Namun, Alaska langsung menolak. "Nggak usah," katanya, suaranya datar. Dia tidak tertarik dengan usaha Kanaya.

"Saya mau langsung berangkat."

"Tapi, saya sudah siapkan sarapan dan kopi untukmu, sudah tinggal seduh." Kanaya setengah memohon. Dia hanya mencoba untuk menjadi istri yang berbakti, berusaha untuk merawat suaminya sebaik mungkin.

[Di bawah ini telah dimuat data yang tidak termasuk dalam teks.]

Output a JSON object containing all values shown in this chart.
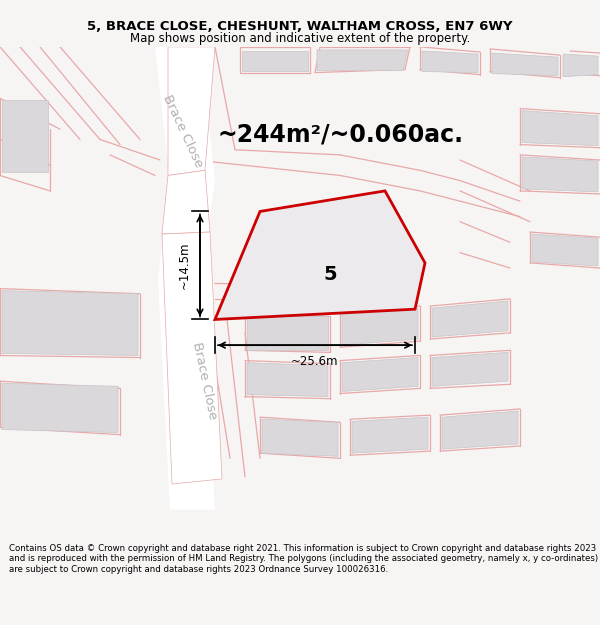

Alaska hanya melihat jam tangannya dan tampak tidak peduli. Dia meraih tangan Kanaya dan mencium keningnya sebagai tanda perpisahan. "Saya harus pergi," katanya, dan kemudian memanggil sopir untuk menyiapkan mobil.

Kanaya berdiri diam di tempat, mencoba untuk menahan rasa sakit yang dia rasakan. Air mata mulai menetes dari matanya, dan dia merasa seolah-olah hatinya telah hancur.

"Alaska, maafkan aku yang mulai hari ini nggak bisa lagi percaya denganmu," bisik Kanaya dalam hati, air matanya jatuh membasahi pipinya. Hatinya tidak sekuat yang dipikirkan.

Kanaya menyeka air matanya yang masih menetes, lalu beranjak dari tempatnya. Dia berusaha untuk l kuat saat hatinya merasa hancur.

Dia memberi tanda kepada sopir untuk menyiapkan mobil. Sopirnya tampak bingung, tidak mengerti apa yang terjadi.

"Nyonya mau ke mana?" tanya sopir tersebut.

"Ikuti GPS Tuan!" perintah Kanaya dengan ketikan di ponselnya. Dia ingin tahu ke mana suaminya pergi setiap hari.